Der Wind frischte in einzelnen Böen auf. Mit den Wellen lief die Schebecke auf Mannar zu, segelte nach Nordwesten, dann wieder nach Südosten, einmal nach Nordosten und wieder südwärts. Die Seewölfe zitterten förmlich, aber noch immer brummten sie nicht auf. Vielleicht gab es nur die sprichwörtlichen paar Handbreiten Wasser unter dem Kiel, aber das Schiff lief nicht auf, schrammte nicht durch den Grund und segelte frei.
Die Atemzüge addierten sich zu Minuten, die Minuten zu halben Stunden, und endlich verblichen die Sterne. Längst war der Mond hinter der Kimm, hinter Dunstschleiern an Land oder fernen, unsichtbaren Bergen versunken.
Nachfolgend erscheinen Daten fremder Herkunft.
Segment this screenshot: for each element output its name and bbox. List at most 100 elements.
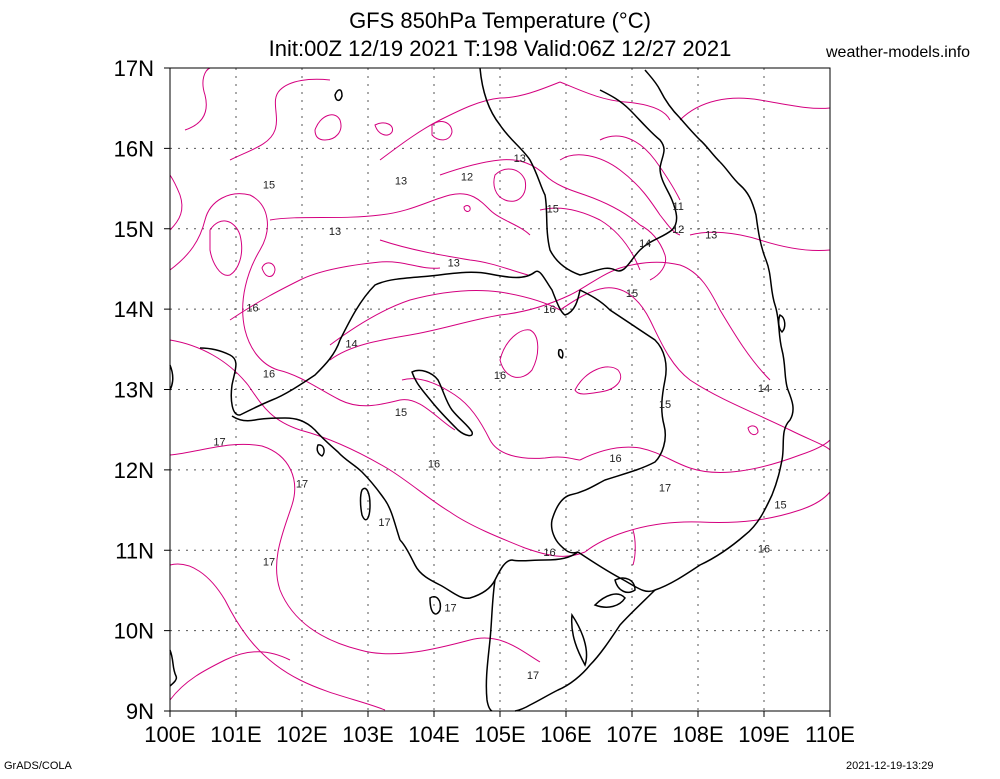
- island: [593, 593, 626, 608]
- y-tick-label: 15N: [114, 217, 154, 242]
- contour-line: [559, 154, 681, 236]
- contour-value-label: 16: [543, 547, 555, 559]
- contour-line: [184, 67, 211, 131]
- footer-timestamp: 2021-12-19-13:29: [846, 760, 934, 772]
- contour-value-label: 14: [639, 238, 651, 250]
- contour-value-label: 13: [448, 258, 460, 270]
- x-tick-label: 106E: [540, 722, 591, 747]
- contour-line: [639, 224, 667, 281]
- map-title: GFS 850hPa Temperature (°C): [349, 8, 651, 33]
- contour-value-label: 15: [626, 288, 638, 300]
- contour-value-label: 13: [705, 229, 717, 241]
- contour-line: [374, 122, 394, 136]
- y-tick-label: 9N: [126, 699, 154, 724]
- contour-line: [169, 651, 291, 701]
- lake-outline: [411, 369, 474, 437]
- contour-line: [493, 168, 527, 202]
- contour-value-label: 11: [672, 201, 683, 213]
- contour-line: [574, 366, 622, 395]
- contour-line: [169, 174, 183, 231]
- x-tick-label: 109E: [738, 722, 789, 747]
- y-tick-label: 16N: [114, 136, 154, 161]
- island: [334, 89, 343, 102]
- contour-line: [463, 205, 471, 212]
- contour-value-label: 17: [444, 602, 456, 614]
- contour-line: [229, 78, 331, 161]
- contour-line: [169, 443, 541, 663]
- contour-value-label: 17: [527, 670, 539, 682]
- coastline: [169, 649, 178, 687]
- coastline: [719, 161, 794, 461]
- contour-value-label: 15: [547, 204, 559, 216]
- y-tick-label: 17N: [114, 56, 154, 81]
- contour-line: [169, 563, 386, 711]
- contour-line: [431, 121, 453, 141]
- x-tick-label: 108E: [672, 722, 723, 747]
- contour-value-label: 16: [758, 544, 770, 556]
- contour-value-label: 16: [543, 304, 555, 316]
- border-line: [550, 289, 667, 554]
- contour-value-label: 17: [378, 517, 390, 529]
- contour-line: [169, 339, 586, 557]
- latitude-axis: 9N 10N 11N 12N 13N 14N 15N 16N 17N: [114, 56, 170, 724]
- contour-line: [261, 262, 276, 277]
- contour-value-label: 16: [428, 458, 440, 470]
- coastline: [231, 415, 401, 541]
- contour-line: [209, 220, 243, 276]
- island: [557, 348, 564, 359]
- x-tick-label: 107E: [606, 722, 657, 747]
- y-tick-label: 10N: [114, 619, 154, 644]
- y-tick-label: 12N: [114, 458, 154, 483]
- x-tick-label: 103E: [342, 722, 393, 747]
- contour-value-label: 12: [461, 172, 473, 184]
- contour-line: [439, 159, 641, 226]
- contour-value-label: 12: [672, 224, 684, 236]
- island: [429, 596, 442, 615]
- contour-line: [619, 261, 771, 381]
- contour-value-label: 17: [213, 437, 225, 449]
- y-tick-label: 13N: [114, 378, 154, 403]
- contour-line: [499, 329, 539, 378]
- x-tick-label: 105E: [474, 722, 525, 747]
- x-tick-label: 102E: [276, 722, 327, 747]
- border-line: [339, 270, 581, 341]
- contour-line: [379, 239, 529, 276]
- source-site-label: weather-models.info: [826, 44, 971, 61]
- island: [777, 313, 786, 334]
- map-gridlines: [170, 68, 830, 711]
- coastlines-and-borders: [169, 67, 794, 712]
- y-tick-label: 14N: [114, 297, 154, 322]
- contour-value-label: 14: [758, 383, 770, 395]
- contour-line: [584, 491, 831, 553]
- contour-value-label: 16: [246, 303, 258, 315]
- contour-value-label: 13: [514, 153, 526, 165]
- contour-line: [269, 193, 531, 236]
- footer-credit: GrADS/COLA: [4, 760, 72, 772]
- contour-line: [599, 135, 681, 201]
- contour-value-label: 14: [345, 339, 357, 351]
- contour-line: [329, 289, 561, 346]
- coastline: [399, 539, 579, 599]
- map-subtitle: Init:00Z 12/19 2021 T:198 Valid:06Z 12/2…: [268, 36, 732, 61]
- island: [570, 612, 588, 667]
- contour-line: [169, 193, 279, 371]
- contour-value-label: 17: [263, 557, 275, 569]
- coastline: [644, 69, 721, 163]
- x-tick-label: 100E: [144, 722, 195, 747]
- contour-line: [632, 529, 636, 566]
- island: [316, 444, 325, 457]
- contour-value-label: 13: [329, 226, 341, 238]
- contour-line: [314, 114, 342, 141]
- contour-value-label: 17: [659, 483, 671, 495]
- coastline: [169, 364, 174, 391]
- border-line: [479, 67, 678, 276]
- longitude-axis: 100E 101E 102E 103E 104E 105E 106E 107E 108E 109E…: [144, 711, 855, 747]
- contour-value-label: 15: [774, 499, 786, 511]
- coastline: [485, 579, 496, 712]
- contour-line: [679, 97, 831, 121]
- contour-line: [559, 81, 671, 121]
- contour-line: [229, 261, 441, 321]
- contour-value-label: 13: [395, 176, 407, 188]
- border-line: [199, 339, 341, 416]
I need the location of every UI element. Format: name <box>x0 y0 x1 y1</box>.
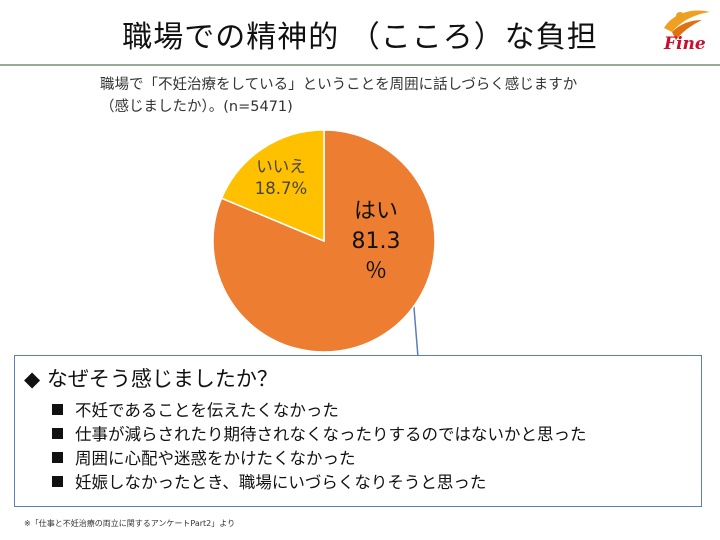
source-footnote: ※「仕事と不妊治療の両立に関するアンケートPart2」より <box>24 519 236 528</box>
slice-label-yes: はい <box>354 199 398 224</box>
reason-text: 妊娠しなかったとき、職場にいづらくなりそうと思った <box>75 473 487 492</box>
reason-list: 不妊であることを伝えたくなかった 仕事が減らされたり期待されなくなったりするので… <box>52 399 587 495</box>
reason-text: 周囲に心配や迷惑をかけたくなかった <box>75 449 356 468</box>
square-bullet-icon <box>52 404 63 415</box>
chart-question: 職場で「不妊治療をしている」ということを周囲に話しづらく感じますか（感じましたか… <box>100 77 578 115</box>
square-bullet-icon <box>52 476 63 487</box>
callout-heading: ◆ なぜそう感じましたか？ <box>24 367 278 391</box>
slice-value-no: 18.7% <box>255 179 307 198</box>
slice-label-no: いいえ <box>256 157 306 176</box>
reason-text: 仕事が減らされたり期待されなくなったりするのではないかと思った <box>75 425 587 444</box>
logo-text: Fine <box>664 34 706 54</box>
slice-value-yes-unit: ％ <box>365 259 387 284</box>
reason-text: 不妊であることを伝えたくなかった <box>75 401 339 420</box>
fine-logo-icon <box>664 10 710 40</box>
title-divider <box>0 64 720 66</box>
reason-item: 仕事が減らされたり期待されなくなったりするのではないかと思った <box>52 423 587 447</box>
page-title: 職場での精神的 （こころ）な負担 <box>122 20 598 55</box>
pie-slice-no <box>220 129 325 243</box>
square-bullet-icon <box>52 452 63 463</box>
square-bullet-icon <box>52 428 63 439</box>
pie-slice-yes <box>212 129 436 353</box>
callout-box <box>14 355 702 507</box>
reason-item: 周囲に心配や迷惑をかけたくなかった <box>52 447 587 471</box>
reason-item: 妊娠しなかったとき、職場にいづらくなりそうと思った <box>52 471 587 495</box>
callout-pointer <box>411 282 597 358</box>
slice-value-yes: 81.3 <box>352 229 401 254</box>
reason-item: 不妊であることを伝えたくなかった <box>52 399 587 423</box>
Schwach leuchteten die breiten Spuren der Heckwelle, und grau in grau zeichneten sich allmählich die Umrisse des Landes ab.
„Alles bereit, Mister Conroy?“ rief der Seewolf, den Geschmack des letzten Schluckes Rum noch auf der Zunge.
„Feuerbereit, Sir“, antwortete Al Conroy mit einer Stimme, die ebenso von der Müdigkeit gezeichnet war wie seine Bewegungen.
Ben Brighton rechnete, verglich und schätzte ab. Er würde versuchen, die Schebecke mit der Steuerbordbreitseite, kurz bevor sie nach Nordwesten abdrehen mußten, dicht vor der Bucht vorbeisegeln zu lassen. Dann konnte Al Conroy, wenn es sein mußte, alle sechs Culverinen abfeuern.
Die letzten Sterne waren verschwunden.
Über dem Wasser und über der Insel breiteten sich verschiedene Abstufungen von Grau und Schwarz aus. Vage und schemenhaft zeichneten sich Hügel und die Wipfel des Waldes ab. Niemand konnte mit Sicherheit sagen, ob das, was man sah, auch wirklich war.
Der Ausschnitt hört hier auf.